In particular, how is it possible that Deloitte’s audit partner, Ng Yee Hong, was able to get it so wrong by signing off its March 2014 accounts in 5 November 2015 without any qualifications when 1MDB was in all practical terms, insolvent. The Auditors wrote that “the Group’s holding of cash and short-term deposits, together with committed funding facilities and net cash flow from operations, are expected to be sufficient to cover its cash flow needs” (page 144).

However, by the end of the same month of November, 1MDB was forced to repeatedly extend its repayment of a RM2 billion loan which was due. In fact, 1MDB had to beg local billionaire, Tan Sri Ananda Krishnan, who assisted by arranging a private loan from local investors to finally settle the loan in February, mere days before a default event was declared.

Since then, 1MDB had received a emergency bailout fund of RM950 million from the Federal Government to assist in servicing its loans. 1MDB is also forced to sell its prized real estate to local government-linked funds to keep itself afloat. On top of that 1MDB has been negotiating to dispose of all its energy assets which it had purchased at an inflated price in order to raise funds to pare down its debts.

It beggars belief that a firm of Deloitte’s standing was so wrong and negligent over a multi-billion ringgit state-owned firm which has resulted in massive losses for the Malaysian tax-payers.

The international accounting and financial community are also scrutinising Deloitte’s assessment of the firm’s classification of RM13.4 billion of “Level 3” assets. “Level 3 fair value measurements are those derived from valuation techniques… that are not based on observable market data (unobservable inputs).”

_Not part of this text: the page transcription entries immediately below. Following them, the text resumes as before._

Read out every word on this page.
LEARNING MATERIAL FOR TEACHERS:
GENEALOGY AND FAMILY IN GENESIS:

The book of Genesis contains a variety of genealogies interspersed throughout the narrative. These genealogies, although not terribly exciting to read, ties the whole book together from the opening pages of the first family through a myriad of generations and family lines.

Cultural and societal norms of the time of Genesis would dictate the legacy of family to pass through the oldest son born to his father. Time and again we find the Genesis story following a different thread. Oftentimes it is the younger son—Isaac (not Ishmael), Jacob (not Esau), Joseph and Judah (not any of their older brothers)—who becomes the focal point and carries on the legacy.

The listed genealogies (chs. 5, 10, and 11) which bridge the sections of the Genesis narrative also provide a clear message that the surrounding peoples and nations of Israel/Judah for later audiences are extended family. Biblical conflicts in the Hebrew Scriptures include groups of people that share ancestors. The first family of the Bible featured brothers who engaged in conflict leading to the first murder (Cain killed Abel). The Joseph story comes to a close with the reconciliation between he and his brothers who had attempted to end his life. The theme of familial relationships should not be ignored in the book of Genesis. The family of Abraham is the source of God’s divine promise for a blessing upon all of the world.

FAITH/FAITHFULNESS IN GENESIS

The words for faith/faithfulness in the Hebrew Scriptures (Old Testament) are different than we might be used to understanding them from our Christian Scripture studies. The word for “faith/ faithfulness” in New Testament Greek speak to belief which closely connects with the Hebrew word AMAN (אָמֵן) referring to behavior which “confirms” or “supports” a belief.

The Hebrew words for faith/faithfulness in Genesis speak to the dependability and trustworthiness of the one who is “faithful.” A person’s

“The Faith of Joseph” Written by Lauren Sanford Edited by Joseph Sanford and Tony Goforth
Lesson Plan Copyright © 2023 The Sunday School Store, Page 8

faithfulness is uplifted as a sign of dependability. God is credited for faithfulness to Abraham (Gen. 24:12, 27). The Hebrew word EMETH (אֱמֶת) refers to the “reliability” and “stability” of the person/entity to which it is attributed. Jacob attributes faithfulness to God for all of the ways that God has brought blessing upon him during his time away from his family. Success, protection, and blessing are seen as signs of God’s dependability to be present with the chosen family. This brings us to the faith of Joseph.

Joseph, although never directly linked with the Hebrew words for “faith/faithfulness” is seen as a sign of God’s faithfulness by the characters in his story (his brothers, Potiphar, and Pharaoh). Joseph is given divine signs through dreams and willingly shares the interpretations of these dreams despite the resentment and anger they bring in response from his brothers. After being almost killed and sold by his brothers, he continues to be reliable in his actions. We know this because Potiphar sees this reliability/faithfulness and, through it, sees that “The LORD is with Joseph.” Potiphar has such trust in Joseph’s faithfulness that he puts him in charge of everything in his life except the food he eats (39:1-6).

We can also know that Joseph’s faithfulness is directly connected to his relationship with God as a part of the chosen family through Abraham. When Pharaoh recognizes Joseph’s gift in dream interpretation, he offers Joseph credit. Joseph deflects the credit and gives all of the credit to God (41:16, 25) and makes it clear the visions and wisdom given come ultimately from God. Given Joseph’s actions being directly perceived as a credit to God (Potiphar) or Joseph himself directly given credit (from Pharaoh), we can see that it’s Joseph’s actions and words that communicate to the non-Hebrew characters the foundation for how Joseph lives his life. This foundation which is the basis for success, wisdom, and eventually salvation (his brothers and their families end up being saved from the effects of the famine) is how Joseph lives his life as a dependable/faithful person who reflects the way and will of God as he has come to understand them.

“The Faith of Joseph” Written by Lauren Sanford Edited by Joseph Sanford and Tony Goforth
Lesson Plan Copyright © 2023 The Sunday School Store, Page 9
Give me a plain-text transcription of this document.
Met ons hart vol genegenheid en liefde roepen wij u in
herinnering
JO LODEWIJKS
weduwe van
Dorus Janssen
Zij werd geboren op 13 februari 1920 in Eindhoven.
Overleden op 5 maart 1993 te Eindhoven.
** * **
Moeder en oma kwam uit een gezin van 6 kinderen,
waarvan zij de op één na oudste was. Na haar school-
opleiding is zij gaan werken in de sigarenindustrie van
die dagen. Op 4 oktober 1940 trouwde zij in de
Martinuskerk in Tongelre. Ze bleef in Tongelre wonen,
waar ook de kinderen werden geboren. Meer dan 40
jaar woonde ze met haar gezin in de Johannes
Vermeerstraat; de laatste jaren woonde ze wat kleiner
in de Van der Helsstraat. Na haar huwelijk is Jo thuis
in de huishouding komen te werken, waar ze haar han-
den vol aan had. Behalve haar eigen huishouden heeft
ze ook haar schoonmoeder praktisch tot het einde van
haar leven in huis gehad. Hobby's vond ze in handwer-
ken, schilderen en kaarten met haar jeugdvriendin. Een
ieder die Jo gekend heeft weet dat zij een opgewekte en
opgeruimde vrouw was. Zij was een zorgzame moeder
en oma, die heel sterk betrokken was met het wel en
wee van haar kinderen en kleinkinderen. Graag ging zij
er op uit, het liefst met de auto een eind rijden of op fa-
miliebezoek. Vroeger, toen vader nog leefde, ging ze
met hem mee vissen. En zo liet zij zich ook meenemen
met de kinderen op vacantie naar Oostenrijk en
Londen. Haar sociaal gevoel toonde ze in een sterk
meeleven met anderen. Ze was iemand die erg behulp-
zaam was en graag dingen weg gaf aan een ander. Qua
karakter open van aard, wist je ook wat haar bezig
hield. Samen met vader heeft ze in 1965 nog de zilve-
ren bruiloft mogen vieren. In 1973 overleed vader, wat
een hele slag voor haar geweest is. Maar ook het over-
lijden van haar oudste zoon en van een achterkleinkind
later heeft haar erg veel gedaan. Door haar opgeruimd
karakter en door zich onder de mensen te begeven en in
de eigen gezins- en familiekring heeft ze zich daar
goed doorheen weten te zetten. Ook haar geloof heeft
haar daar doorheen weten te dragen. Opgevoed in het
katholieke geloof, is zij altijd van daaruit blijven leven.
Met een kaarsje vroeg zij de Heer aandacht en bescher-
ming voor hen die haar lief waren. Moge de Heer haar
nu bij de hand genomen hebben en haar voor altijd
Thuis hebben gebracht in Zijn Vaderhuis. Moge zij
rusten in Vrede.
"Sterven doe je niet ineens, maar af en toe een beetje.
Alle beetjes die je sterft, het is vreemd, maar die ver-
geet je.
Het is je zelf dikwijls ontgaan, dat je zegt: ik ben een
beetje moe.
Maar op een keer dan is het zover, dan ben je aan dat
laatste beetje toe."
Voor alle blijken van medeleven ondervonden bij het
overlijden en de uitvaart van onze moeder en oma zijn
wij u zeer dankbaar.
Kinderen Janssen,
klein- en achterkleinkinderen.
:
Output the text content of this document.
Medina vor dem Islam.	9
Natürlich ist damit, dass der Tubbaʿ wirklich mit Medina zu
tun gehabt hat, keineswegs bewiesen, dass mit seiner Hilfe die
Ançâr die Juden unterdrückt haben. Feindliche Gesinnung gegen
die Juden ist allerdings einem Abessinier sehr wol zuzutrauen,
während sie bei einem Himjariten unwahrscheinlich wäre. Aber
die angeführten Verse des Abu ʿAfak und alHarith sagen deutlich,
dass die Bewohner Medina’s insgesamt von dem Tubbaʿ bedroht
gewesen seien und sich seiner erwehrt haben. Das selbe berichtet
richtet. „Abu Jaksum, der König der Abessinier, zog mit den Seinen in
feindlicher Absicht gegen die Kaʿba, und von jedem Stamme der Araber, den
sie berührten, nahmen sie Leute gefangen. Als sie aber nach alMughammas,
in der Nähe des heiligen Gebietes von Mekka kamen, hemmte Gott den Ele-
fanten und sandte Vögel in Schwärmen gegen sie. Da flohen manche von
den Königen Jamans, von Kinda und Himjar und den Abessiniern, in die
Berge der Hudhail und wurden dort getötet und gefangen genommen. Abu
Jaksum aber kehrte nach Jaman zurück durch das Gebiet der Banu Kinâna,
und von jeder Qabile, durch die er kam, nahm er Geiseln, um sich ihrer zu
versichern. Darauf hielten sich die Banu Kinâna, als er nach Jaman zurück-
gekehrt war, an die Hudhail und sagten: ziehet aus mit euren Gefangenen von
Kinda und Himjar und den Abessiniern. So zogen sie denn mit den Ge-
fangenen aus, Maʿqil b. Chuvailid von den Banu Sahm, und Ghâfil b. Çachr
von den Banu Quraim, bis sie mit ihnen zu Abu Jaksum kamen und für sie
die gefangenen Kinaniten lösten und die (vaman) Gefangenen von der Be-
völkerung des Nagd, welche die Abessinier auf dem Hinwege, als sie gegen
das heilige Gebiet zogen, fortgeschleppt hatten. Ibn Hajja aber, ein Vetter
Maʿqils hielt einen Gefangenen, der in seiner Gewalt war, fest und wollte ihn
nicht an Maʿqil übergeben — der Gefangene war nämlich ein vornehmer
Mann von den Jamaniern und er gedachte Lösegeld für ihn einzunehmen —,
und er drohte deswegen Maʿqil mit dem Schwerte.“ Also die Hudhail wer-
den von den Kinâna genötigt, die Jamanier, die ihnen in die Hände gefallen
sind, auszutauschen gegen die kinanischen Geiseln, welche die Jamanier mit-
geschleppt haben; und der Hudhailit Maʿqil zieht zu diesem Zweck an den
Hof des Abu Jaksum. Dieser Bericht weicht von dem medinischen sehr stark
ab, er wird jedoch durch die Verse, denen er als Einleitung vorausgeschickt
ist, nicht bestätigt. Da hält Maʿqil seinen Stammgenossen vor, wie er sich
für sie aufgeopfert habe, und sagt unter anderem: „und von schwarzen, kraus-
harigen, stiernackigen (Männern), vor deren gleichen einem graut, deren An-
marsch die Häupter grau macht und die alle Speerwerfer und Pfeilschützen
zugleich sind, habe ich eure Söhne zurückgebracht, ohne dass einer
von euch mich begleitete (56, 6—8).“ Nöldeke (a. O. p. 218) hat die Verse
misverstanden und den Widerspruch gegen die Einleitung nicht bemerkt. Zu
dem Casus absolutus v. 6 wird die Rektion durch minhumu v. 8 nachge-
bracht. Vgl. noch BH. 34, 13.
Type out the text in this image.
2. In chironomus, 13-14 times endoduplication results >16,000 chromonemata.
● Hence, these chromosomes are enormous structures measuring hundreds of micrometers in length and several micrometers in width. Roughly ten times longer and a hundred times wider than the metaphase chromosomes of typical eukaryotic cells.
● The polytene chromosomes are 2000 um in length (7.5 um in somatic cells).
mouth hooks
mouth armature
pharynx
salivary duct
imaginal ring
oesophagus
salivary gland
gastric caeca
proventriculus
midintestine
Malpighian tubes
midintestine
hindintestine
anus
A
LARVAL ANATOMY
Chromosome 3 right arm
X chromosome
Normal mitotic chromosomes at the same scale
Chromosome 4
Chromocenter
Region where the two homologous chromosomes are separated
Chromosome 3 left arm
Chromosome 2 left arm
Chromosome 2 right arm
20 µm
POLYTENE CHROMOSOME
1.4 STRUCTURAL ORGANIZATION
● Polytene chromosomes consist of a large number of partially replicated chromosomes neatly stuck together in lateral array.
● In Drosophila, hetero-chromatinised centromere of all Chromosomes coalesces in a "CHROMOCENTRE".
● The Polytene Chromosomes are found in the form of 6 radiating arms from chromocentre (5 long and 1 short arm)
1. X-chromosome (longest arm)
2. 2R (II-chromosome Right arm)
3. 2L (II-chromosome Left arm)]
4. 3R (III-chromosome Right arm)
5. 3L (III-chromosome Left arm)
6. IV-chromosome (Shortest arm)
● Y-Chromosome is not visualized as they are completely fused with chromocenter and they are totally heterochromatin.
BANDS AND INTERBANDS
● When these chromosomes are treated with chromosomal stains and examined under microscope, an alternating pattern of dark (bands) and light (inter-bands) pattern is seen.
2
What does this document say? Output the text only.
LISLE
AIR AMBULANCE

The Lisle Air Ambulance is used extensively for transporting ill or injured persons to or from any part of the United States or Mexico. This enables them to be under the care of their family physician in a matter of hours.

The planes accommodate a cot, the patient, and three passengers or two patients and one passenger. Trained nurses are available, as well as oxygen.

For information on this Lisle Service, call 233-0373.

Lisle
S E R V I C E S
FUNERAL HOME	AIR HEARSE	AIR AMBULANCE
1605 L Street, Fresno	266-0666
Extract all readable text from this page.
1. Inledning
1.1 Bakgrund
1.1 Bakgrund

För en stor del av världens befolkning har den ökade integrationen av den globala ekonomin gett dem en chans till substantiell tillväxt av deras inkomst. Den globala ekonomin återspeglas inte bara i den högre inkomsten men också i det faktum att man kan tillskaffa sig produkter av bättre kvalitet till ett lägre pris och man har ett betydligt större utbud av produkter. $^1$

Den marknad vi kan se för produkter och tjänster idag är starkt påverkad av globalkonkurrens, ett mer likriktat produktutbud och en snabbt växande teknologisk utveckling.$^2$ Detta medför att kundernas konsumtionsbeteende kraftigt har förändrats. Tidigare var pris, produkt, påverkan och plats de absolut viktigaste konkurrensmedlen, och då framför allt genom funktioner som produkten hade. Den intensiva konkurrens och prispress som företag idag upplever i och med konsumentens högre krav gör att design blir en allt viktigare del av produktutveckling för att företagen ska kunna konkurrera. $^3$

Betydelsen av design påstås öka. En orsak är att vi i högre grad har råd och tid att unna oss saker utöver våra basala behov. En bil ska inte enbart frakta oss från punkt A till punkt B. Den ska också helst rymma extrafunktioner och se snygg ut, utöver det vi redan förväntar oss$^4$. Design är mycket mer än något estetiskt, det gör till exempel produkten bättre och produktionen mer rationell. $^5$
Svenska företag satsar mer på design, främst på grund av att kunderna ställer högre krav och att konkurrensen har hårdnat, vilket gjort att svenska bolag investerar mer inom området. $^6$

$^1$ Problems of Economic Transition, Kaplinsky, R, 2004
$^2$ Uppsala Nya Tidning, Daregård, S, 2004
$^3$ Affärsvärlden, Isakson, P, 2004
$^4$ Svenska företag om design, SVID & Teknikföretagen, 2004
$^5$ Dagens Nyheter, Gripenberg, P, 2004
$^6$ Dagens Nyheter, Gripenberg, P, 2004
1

While the classification may be technically correct, the question remains if Deloitte has its responsibilities “to maintain professional skepticism throughout the audit” and to identify and assess “the risks of material misstatement due to fraud” as required under the International Standards of Auditing (ISA).

The ISA clearly states, “for significant transactions that are outside the normal course of business for the entity… the auditor shall evaluate whether the business rationale (or the lack thereof) of the transactions suggests that they may have been entered into to engage in fraudulent financial reporting or to conceal misappropriation of assets.”

As a result of failing to perform its duties professionally and independently, the Prime Minister and the 1MDB Board of Directors have been using the Deloitte name as a shield against any misdeeds or malpractice, to defend the distressed 1MDB. Deloitte’s name gets tainted and dragged through the mud, making the firm the butt of jokes in the financial circles.

As an allegedly reputable international audit and accounting firm, it must come clean and protect its image of auditor independence and compliance with ethical standards in discharging their professional responsibilities. As it remains the auditor for 1MDB for the financial year ending March 2015, Deloitte must now leave no stone unturned for its audit of the company and restate the previous year accounts where appropriate in order to present the true picture of the financial state of the RM42 billion indebted company.